Bug 13109 - rsync hangs during transfer of many small files
Summary: rsync hangs during transfer of many small files
Status: RESOLVED FIXED
Alias: None
Product: rsync
Classification: Unclassified
Component: core (show other bugs)
Version: 3.1.2
Hardware: x86 Linux
: P5 normal (vote)
Target Milestone: ---
Assignee: Wayne Davison
QA Contact: Rsync QA Contact
URL:
Keywords:
Depends on:
Blocks:
 
Reported: 2017-10-29 15:21 UTC by Hansjoerg Lipp
Modified: 2020-06-04 22:05 UTC (History)
2 users (show)

See Also:


Attachments
zip archive of the test case (182.54 KB, application/zip)
2017-11-05 14:21 UTC, Hansjoerg Lipp
no flags Details
Simplified test case (727 bytes, application/x-shellscript)
2017-11-06 21:06 UTC, Hansjoerg Lipp
no flags Details

Note You need to log in before you can comment on or make changes to this bug.
Description Hansjoerg Lipp 2017-10-29 15:21:40 UTC
Overview
========

rsync hangs during the transfer of directories containing many small files. The blocked process must be interrupted or killed and the transfer restarted, sometimes many times in a row.

As opposed to my previous bug report _this_ time, there are no hard links required to make rsync hang, only regular files are involved.

How to reproduce
================

[ Using Linux on e.g. ext4, about 3 GiB disk space required ]
############################
mkdir rstest
cd rstest

wget 'http://www.hlipp.de/rs/mktest'
chmod u+x mktest

mkdir files
cd files
wget 'http://www.hlipp.de/rs/1518_0219.jpg_original'
wget 'http://www.hlipp.de/rs/1518_0219.jpg'

cd ..
./mktest 5000
############################

Background: This is based on a larger backup script (which explains the somewhat odd directory names etc.) that often hangs. The error often occurs when a user has many image files in a directory which are geotagged (eventually using exiftool) causing the original files to be renamed to *.jpg_original and a new file with updated EXIF information to be created. As I don't know if it is important that only a part of the file changes, I actually include an example image file into the test case.

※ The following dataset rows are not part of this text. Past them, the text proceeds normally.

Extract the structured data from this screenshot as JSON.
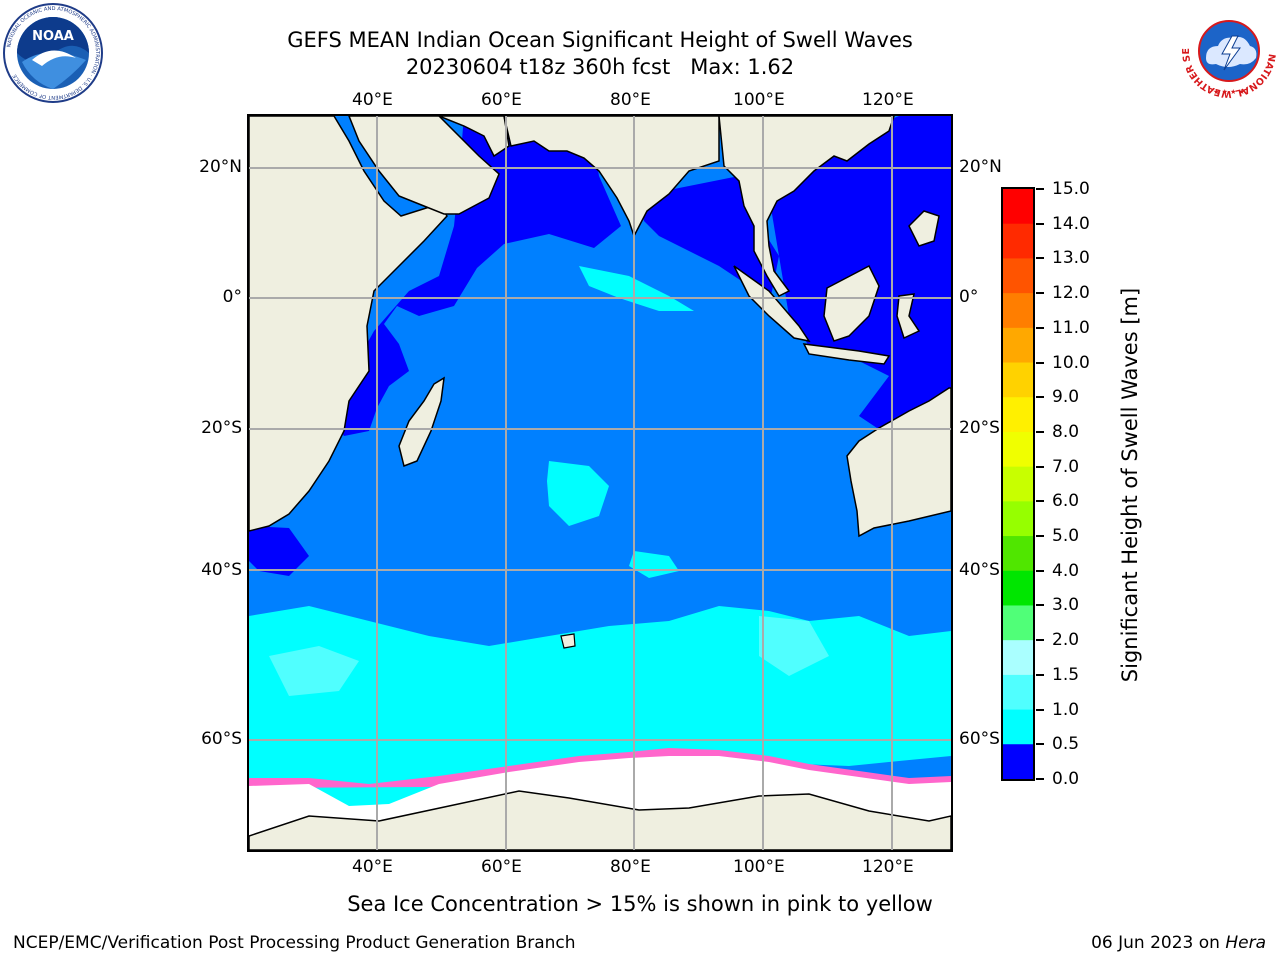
{
  "title": {
    "line1": "GEFS MEAN Indian Ocean Significant Height of Swell Waves",
    "line2": "20230604 t18z 360h fcst   Max: 1.62"
  },
  "map": {
    "lon_ticks_top": [
      "40°E",
      "60°E",
      "80°E",
      "100°E",
      "120°E"
    ],
    "lon_ticks_bottom": [
      "40°E",
      "60°E",
      "80°E",
      "100°E",
      "120°E"
    ],
    "lat_ticks_left": [
      "20°N",
      "0°",
      "20°S",
      "40°S",
      "60°S"
    ],
    "lat_ticks_right": [
      "20°N",
      "0°",
      "20°S",
      "40°S",
      "60°S"
    ],
    "land_color": "#efefe0",
    "sea_ice_color": "#ffffff"
  },
  "colorbar": {
    "label": "Significant Height of Swell Waves [m]",
    "ticks": [
      "15.0",
      "14.0",
      "13.0",
      "12.0",
      "11.0",
      "10.0",
      "9.0",
      "8.0",
      "7.0",
      "6.0",
      "5.0",
      "4.0",
      "3.0",
      "2.0",
      "1.5",
      "1.0",
      "0.5",
      "0.0"
    ],
    "colors": [
      "#ff0000",
      "#ff2a00",
      "#ff5400",
      "#ff7e00",
      "#ffa800",
      "#ffd200",
      "#fff000",
      "#f0ff00",
      "#c8ff00",
      "#96ff00",
      "#50e600",
      "#00e600",
      "#50ff78",
      "#aaffff",
      "#50ffff",
      "#00ffff",
      "#0080ff",
      "#0000ff"
    ]
  },
  "caption": "Sea Ice Concentration > 15% is shown in pink to yellow",
  "footer": {
    "left": "NCEP/EMC/Verification Post Processing Product Generation Branch",
    "right_date": "06 Jun 2023 on ",
    "right_host": "Hera"
  },
  "logos": {
    "left_text": "NOAA",
    "left_ring": "NATIONAL OCEANIC AND ATMOSPHERIC ADMINISTRATION · U.S. DEPARTMENT OF COMMERCE",
    "right_ring": "NATIONAL WEATHER SERVICE"
  }
}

The script creates a directory "dst" containing 5000 image files (which represents an old backup before geotagging) and a directory "src" containing the same files renamed to *.jpg_original and additionally 5000 image file with altered EXIF information. Finally,
 rsync -avvHAXSkK --backup --backup-dir="$PWD/X/bak" "$PWD/X/src/." "$PWD/X/dst/."
is executed.


Actual Results
==============

The transfer starts normally (files are backed up and transferred to the destination directory, the log looks as expected) but unexpectedly stops without any message or other hints what is going on. The actual number of files that are transferred vary from system to system. Recent tests stopped after 1193, 1105, 972, and 1266 files.


Expected Results
================

rsync should not block but complete the transfer.


Further information
===================

This problem exists at least for rsync versions 3.1.0 and 3.1.2 for different Linux varieties (at least some OpenSUSE versions and Debian jessie) on x86_64 using various file systems (at least ext4 and xfs).
Comment 1 Hansjoerg Lipp 2017-11-05 14:21:55 UTC
Created attachment 13756 [details]
zip archive of the test case

Attached a zip archive of the test case to make reproducing the problem easier:

unzip rstest.zip  
cd rstest 
./mktest 5000
Comment 2 Hansjoerg Lipp 2017-11-06 21:06:46 UTC
Created attachment 13760 [details]
Simplified test case

I could simplify the test case even further, the attached test script does not even need any example files any more. Simply execute
  ./mktest 5000
on a Linux system. This creates files consisting of few 0-bytes in the manner described above and executes rsync as described.

I can't really help debugging this as I'm not familiar with the code, the communication of the processes appears quite complex. I only got this far (current git):

Commenting out the line
  send_msg((enum msgcode)code, buf, len, 0)
in rwrite() in log.c makes the error go away.

When printing the values iobuf.msg.len, iobuf.msg.len + needed, and iobuf.msg.size in send_msg() in io.c, it can be seen that the hang occurs as soon as (iobuf.msg.len + needed) exceeds iobuf.msg.size (32768), i.e. when perform_io(needed, PIO_NEED_MSGROOM) has to be called.
Comment 4 Wayne Davison 2020-06-04 22:05:58 UTC
This is fixed in the latest git version.